Bitcoin’s price fluctuations have been taken as a sign for cryptocurrency’s resurgence from its seemingly ongoing crypto winter, which was further validated with Bitcoin’s recent $13,000 breach and the following surge in its market cap.
Supporting this trend, crypto enthusiasts have openly opined that the world’s largest cryptocurrency will continue its upward momentum till it reaches new all-time highs. Josh Rager, a popular analyst recently tweeted,
“$BTC pattern has been a strong uptrend followed back a sharp pullback & then range 2 to 3 weeks before continuation
Don’t take this chart too seriously, as no one can predict price action, but Bitcoin likely ranges here
Total guess if BTC continues uptrend to new ATH afterward.”
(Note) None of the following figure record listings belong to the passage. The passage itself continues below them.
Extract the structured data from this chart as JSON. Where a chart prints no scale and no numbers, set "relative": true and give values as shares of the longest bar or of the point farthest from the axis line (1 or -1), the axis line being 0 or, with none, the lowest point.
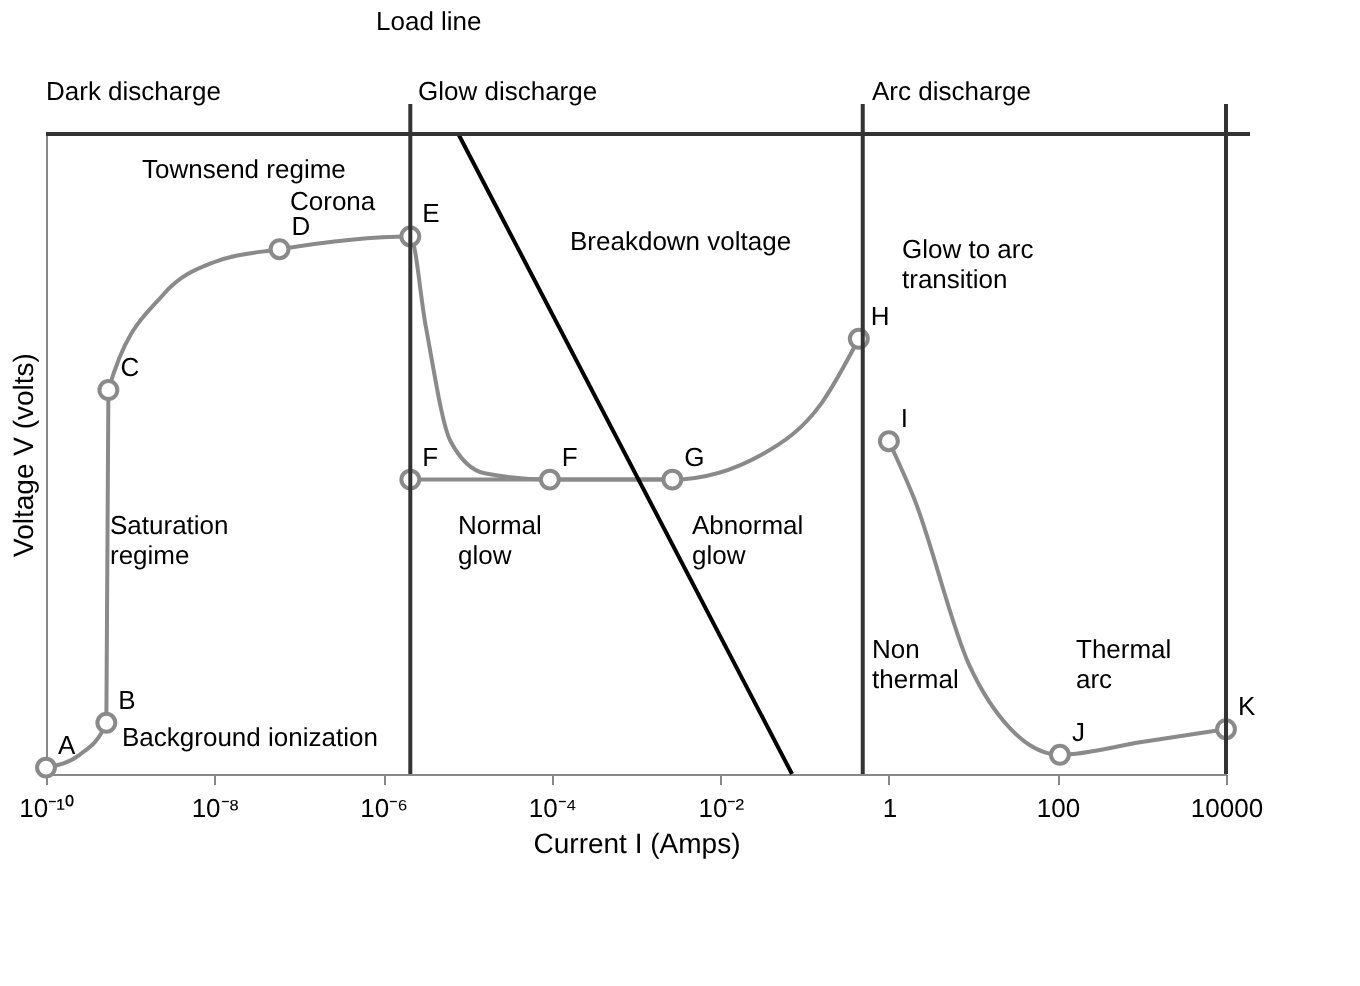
{
  "chart_data": {
    "type": "line",
    "relative": true,
    "xlabel": "Current I (Amps)",
    "ylabel": "Voltage V (volts)",
    "log": "x",
    "xlim": [
      1e-10,
      10000
    ],
    "xticks": [
      {
        "value": 1e-10,
        "label": "10⁻¹⁰"
      },
      {
        "value": 1e-08,
        "label": "10⁻⁸"
      },
      {
        "value": 1e-06,
        "label": "10⁻⁶"
      },
      {
        "value": 0.0001,
        "label": "10⁻⁴"
      },
      {
        "value": 0.01,
        "label": "10⁻²"
      },
      1,
      100,
      {
        "value": 10000,
        "label": "10000"
      }
    ],
    "tick_labels": "x",
    "grid": false,
    "line_style": "solid",
    "series": [
      {
        "color": "#8a8a8a",
        "x": [
          1e-10,
          2.5e-10,
          5.2e-10,
          5.5e-10,
          2.5e-09,
          1e-08,
          5.9e-08,
          2.1e-06,
          3.2e-06,
          6.3e-06,
          1.6e-05,
          9.5e-05,
          0.0027,
          0.032,
          0.16,
          0.44
        ],
        "values": [
          0.01,
          0.03,
          0.08,
          0.6,
          0.75,
          0.8,
          0.82,
          0.84,
          0.7,
          0.52,
          0.47,
          0.46,
          0.46,
          0.5,
          0.58,
          0.68
        ]
      },
      {
        "color": "#8a8a8a",
        "x": [
          2.1e-06,
          0.0027
        ],
        "values": [
          0.46,
          0.46
        ]
      },
      {
        "color": "#8a8a8a",
        "x": [
          1,
          2,
          9,
          28,
          107,
          1000,
          10000
        ],
        "values": [
          0.52,
          0.43,
          0.17,
          0.07,
          0.03,
          0.05,
          0.07
        ]
      },
      {
        "color": "#000000",
        "x": [
          7.8e-06,
          0.071
        ],
        "values": [
          1,
          0
        ]
      },
      {
        "type": "scatter",
        "marker": "circle",
        "color": "#8a8a8a",
        "x": [
          1e-10,
          5.2e-10,
          5.5e-10,
          5.9e-08,
          2.1e-06,
          2.1e-06,
          9.5e-05,
          0.0027,
          0.44,
          1,
          107,
          10000
        ],
        "values": [
          0.01,
          0.08,
          0.6,
          0.82,
          0.84,
          0.46,
          0.46,
          0.46,
          0.68,
          0.52,
          0.03,
          0.07
        ]
      }
    ],
    "ref_lines": [
      {
        "axis": "x",
        "value": 2.1e-06,
        "color": "#333333"
      },
      {
        "axis": "x",
        "value": 0.49,
        "color": "#333333"
      },
      {
        "axis": "x",
        "value": 10000,
        "color": "#333333"
      },
      {
        "axis": "y",
        "value": 1,
        "color": "#333333"
      }
    ],
    "annotations": [
      "Load line",
      "Dark discharge",
      "Glow discharge",
      "Arc discharge",
      "Townsend regime",
      "Corona",
      "Breakdown voltage",
      "Glow to arc\ntransition",
      "Saturation\nregime",
      "Background ionization",
      "Normal\nglow",
      "Abnormal\nglow",
      "Non\nthermal",
      "Thermal\narc",
      {
        "text": "A",
        "x": 1e-10,
        "y": 0.01
      },
      {
        "text": "B",
        "x": 5.2e-10,
        "y": 0.08
      },
      {
        "text": "C",
        "x": 5.5e-10,
        "y": 0.6
      },
      {
        "text": "D",
        "x": 5.9e-08,
        "y": 0.82
      },
      {
        "text": "E",
        "x": 2.1e-06,
        "y": 0.84
      },
      {
        "text": "F",
        "x": 2.1e-06,
        "y": 0.46
      },
      {
        "text": "F",
        "x": 9.5e-05,
        "y": 0.46
      },
      {
        "text": "G",
        "x": 0.0027,
        "y": 0.46
      },
      {
        "text": "H",
        "x": 0.44,
        "y": 0.68
      },
      {
        "text": "I",
        "x": 1,
        "y": 0.52
      },
      {
        "text": "J",
        "x": 107,
        "y": 0.03
      },
      {
        "text": "K",
        "x": 10000,
        "y": 0.07
      }
    ]
  }
}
As evidenced by the chart above, Bitcoin’s gradual climb since June 19 met a roadblock on June 26 when a massive bear pull dropped the price to $11147.35. The Chaikin Money Flow indicator also favored Bitcoin as it showed a greater capital inflow into the BTC market. While this development can be attributed to the entry of institutional players into the cryptocurrency industry, the inherent increase in volume movement also poses a direct impact on the market’s volatility.
At press time, Bitcoin held a trading value of $11,208.74 with a total market cap of $199.919 billion. The cryptocurrency sported a 24-hour trading volume of $19.753 billion, which was mainly split between CoinBene and OEX. Unlike other competing altverse, Bitcoin’s trading volume was almost evenly distributed throughout various exchanges rather than being concentrated on individual platforms.
Additionally, Bitcoin’s recent hash rate increase has also enabled the mining community to support and fuel the crypto ecosystem’s inevitable growth. While the cryptospace currently witnesses its peak in terms of adoption, seasoned users hold on to their concerns surrounding BTC’s impending downfall. Analysts from popular platforms like CNBC, however, were of the opinion that holders should see Bitcoin’s surge as positive and go long on their investments.